A Department of Energy effort to reduce harmful underground emissions at the Waste Isolation Pilot Plant in New Mexico will be slowed down pending a fire-hazard analysis of three new lithium-ion-battery-operated haul trucks, a government safety watchdog said in a recent update.
Nuclear Waste Partnership, the DOE’s prime contractor for the Waste Isolation Pilot Plant (WIPP), is gradually replacing diesel-operated vehicles with battery-operated vehicles, the Defense Nuclear Facilities Safety Board (DNFSB) said in a monthly report dated June 3.
But the WIPP prime “has not completed a fire hazard analysis involving these types of batteries,” according to the report.
So, the Amentum-led Nuclear Waste Partnership has “placed these vehicles in the parking lot outside the WIPP perimeter security fence and is planning to send them back to the manufacturer until the hazard analysis is completed,” according to the DNFSB report.
The contractor and WIPP are seeking to reduce nitrogen-dioxide in the underground, DNFSB said in the staff report.

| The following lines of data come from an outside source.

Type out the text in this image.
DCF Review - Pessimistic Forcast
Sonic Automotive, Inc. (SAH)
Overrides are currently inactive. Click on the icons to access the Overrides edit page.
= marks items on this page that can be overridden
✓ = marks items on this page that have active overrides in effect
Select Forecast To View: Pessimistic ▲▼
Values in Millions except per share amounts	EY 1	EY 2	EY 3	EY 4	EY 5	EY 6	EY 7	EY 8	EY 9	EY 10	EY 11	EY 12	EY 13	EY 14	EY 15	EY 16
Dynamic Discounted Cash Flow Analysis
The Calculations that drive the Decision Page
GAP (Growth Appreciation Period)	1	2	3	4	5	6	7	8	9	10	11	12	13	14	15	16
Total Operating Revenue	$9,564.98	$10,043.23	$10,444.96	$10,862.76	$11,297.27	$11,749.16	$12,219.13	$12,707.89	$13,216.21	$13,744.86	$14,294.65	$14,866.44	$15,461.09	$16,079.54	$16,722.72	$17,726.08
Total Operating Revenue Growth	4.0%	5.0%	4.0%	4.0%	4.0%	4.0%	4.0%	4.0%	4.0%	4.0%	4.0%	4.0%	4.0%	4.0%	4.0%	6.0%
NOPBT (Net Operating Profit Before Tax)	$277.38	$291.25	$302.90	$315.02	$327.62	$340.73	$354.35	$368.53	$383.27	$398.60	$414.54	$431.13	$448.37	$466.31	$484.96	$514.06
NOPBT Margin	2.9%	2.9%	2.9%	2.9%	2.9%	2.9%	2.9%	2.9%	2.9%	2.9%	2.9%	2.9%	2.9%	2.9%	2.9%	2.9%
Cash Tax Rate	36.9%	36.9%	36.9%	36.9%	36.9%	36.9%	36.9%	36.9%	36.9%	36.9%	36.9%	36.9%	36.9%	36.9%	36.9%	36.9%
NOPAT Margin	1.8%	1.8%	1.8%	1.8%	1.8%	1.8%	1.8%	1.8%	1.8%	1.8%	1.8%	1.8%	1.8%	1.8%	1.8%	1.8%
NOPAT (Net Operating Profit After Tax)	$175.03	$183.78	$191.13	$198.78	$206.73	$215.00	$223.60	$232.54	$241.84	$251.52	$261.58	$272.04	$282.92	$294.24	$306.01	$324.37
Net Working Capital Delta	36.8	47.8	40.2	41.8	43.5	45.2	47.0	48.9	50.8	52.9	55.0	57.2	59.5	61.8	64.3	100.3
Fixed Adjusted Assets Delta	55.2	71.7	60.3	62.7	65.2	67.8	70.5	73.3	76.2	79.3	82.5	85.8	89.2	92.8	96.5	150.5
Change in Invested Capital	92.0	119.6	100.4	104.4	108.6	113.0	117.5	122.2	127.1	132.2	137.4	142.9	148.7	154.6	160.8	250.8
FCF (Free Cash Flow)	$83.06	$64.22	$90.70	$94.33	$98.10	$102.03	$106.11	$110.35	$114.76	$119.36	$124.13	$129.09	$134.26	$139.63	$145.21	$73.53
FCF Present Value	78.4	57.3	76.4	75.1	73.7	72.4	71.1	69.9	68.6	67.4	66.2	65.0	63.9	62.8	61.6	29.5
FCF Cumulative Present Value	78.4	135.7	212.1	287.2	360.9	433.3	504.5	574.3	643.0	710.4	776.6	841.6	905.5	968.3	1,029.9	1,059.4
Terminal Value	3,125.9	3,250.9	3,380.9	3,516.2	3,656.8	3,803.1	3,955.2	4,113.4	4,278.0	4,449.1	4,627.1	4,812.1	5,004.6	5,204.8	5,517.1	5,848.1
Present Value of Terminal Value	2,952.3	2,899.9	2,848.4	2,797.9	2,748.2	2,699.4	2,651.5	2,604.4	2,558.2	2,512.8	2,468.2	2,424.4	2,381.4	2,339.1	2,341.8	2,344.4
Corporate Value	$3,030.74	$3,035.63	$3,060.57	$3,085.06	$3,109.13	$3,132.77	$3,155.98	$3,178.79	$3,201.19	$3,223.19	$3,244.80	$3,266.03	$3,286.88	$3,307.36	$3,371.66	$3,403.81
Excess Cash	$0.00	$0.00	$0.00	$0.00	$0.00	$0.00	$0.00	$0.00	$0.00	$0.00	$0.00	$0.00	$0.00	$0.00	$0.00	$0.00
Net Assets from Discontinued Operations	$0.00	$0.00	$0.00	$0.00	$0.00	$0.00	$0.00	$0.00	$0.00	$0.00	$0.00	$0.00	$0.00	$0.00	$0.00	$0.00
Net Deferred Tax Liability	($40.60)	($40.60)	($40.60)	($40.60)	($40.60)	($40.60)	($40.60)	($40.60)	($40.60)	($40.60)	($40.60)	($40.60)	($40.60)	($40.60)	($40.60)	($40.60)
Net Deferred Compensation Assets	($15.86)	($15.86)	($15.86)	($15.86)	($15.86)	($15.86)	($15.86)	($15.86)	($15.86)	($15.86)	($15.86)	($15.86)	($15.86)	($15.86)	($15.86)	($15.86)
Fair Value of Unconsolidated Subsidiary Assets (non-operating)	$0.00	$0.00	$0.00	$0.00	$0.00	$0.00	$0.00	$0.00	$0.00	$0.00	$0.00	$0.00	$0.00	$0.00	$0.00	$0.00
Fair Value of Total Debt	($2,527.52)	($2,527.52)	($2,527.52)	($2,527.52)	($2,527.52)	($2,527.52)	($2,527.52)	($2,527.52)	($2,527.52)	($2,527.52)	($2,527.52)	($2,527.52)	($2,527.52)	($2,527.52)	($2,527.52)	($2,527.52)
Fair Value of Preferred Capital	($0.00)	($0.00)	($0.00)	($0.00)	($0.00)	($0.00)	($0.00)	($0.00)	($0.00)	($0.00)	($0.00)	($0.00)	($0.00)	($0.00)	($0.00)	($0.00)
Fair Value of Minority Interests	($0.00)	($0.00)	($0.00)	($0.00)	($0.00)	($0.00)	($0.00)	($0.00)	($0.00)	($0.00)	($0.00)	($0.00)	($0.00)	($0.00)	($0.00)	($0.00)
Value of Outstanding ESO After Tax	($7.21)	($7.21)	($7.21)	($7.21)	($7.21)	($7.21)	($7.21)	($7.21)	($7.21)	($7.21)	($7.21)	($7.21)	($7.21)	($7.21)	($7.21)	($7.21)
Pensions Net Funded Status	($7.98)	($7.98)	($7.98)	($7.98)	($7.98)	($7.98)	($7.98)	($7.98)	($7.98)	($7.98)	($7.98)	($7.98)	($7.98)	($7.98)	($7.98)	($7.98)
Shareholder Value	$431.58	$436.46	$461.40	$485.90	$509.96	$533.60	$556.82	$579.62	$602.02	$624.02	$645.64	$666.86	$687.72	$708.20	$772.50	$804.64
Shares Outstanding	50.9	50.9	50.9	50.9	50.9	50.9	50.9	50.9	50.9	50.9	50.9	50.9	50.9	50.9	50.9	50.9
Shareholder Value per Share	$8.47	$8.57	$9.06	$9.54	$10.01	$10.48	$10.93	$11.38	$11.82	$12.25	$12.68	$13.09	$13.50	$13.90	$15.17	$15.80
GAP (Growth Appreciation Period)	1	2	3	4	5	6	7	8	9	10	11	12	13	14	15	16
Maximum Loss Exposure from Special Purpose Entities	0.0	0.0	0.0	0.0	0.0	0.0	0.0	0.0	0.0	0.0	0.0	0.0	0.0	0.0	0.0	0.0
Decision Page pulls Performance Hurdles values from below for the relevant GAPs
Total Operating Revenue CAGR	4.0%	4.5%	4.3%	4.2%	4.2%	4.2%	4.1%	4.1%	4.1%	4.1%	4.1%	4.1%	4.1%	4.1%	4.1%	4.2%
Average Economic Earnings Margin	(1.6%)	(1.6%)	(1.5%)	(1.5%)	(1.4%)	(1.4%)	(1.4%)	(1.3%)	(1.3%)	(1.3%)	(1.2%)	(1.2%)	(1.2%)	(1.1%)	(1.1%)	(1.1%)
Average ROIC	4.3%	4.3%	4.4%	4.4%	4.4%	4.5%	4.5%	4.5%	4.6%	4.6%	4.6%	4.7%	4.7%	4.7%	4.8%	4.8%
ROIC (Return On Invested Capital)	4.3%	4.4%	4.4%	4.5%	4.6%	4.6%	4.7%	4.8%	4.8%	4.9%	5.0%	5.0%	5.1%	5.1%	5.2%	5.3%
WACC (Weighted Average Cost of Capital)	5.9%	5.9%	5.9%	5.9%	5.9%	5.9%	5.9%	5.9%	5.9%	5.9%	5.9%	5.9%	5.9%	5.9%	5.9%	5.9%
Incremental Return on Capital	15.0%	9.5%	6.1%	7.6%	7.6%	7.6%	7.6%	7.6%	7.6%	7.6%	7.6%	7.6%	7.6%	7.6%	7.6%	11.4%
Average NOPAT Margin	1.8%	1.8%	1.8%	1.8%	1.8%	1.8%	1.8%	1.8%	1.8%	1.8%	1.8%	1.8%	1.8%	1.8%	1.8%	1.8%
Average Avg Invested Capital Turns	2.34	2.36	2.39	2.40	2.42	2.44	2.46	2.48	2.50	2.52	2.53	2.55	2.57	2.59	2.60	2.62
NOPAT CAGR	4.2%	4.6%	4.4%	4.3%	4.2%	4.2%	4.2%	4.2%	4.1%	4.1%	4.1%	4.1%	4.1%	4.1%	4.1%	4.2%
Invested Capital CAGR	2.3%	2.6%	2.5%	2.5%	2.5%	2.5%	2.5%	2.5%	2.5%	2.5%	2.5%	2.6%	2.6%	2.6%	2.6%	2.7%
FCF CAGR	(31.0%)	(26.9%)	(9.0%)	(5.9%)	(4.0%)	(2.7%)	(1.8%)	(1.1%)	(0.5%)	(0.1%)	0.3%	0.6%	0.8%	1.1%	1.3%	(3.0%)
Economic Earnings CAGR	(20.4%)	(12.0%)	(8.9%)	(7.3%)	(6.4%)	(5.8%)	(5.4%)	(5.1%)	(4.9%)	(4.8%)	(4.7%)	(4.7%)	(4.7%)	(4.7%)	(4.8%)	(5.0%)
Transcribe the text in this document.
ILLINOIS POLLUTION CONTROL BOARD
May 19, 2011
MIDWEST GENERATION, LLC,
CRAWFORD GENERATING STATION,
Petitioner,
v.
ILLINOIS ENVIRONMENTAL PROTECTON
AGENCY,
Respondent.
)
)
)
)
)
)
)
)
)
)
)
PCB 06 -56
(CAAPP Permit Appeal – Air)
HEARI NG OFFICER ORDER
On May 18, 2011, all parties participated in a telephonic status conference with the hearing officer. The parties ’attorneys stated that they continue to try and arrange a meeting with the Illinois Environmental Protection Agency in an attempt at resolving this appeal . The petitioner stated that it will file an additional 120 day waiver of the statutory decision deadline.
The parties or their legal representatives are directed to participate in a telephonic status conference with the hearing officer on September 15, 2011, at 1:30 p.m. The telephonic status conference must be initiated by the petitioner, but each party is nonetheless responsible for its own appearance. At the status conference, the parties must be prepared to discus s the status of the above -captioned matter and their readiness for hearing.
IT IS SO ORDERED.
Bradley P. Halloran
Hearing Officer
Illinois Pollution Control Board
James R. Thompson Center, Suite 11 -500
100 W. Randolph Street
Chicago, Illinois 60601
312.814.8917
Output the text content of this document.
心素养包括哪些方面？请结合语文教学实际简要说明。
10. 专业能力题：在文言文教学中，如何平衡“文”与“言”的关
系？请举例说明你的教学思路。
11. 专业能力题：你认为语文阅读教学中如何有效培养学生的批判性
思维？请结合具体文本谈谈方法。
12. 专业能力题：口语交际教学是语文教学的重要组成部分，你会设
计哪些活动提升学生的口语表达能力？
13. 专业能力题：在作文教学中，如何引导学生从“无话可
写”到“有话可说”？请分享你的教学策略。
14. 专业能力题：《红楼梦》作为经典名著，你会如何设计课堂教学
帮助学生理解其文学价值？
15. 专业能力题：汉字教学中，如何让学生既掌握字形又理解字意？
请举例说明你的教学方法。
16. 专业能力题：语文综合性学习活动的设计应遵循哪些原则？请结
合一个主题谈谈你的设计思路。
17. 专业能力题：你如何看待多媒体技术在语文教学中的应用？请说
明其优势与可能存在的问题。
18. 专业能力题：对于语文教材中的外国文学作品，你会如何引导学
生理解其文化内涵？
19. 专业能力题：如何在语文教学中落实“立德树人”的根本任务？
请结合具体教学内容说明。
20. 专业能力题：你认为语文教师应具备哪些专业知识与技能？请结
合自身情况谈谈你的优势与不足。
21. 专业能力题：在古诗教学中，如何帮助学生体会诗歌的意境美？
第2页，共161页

A January 2019 report from the DOE Office of Enterprise Assessments pointed to heat issues and underground air quality problems posed for workers who inhale diesel exhaust fumes underground.
DOE’s $463-million 2023 budget request for WIPP calls for the disposal site to continue “modernizing underground equipment to zero-emission battery-electric vehicles or, where full electrification is not currently feasible, very low emission Tier IV Final diesel powered equipment as a transitional step.”
WIPP received its first battery-powered electric vehicles in mid-2019.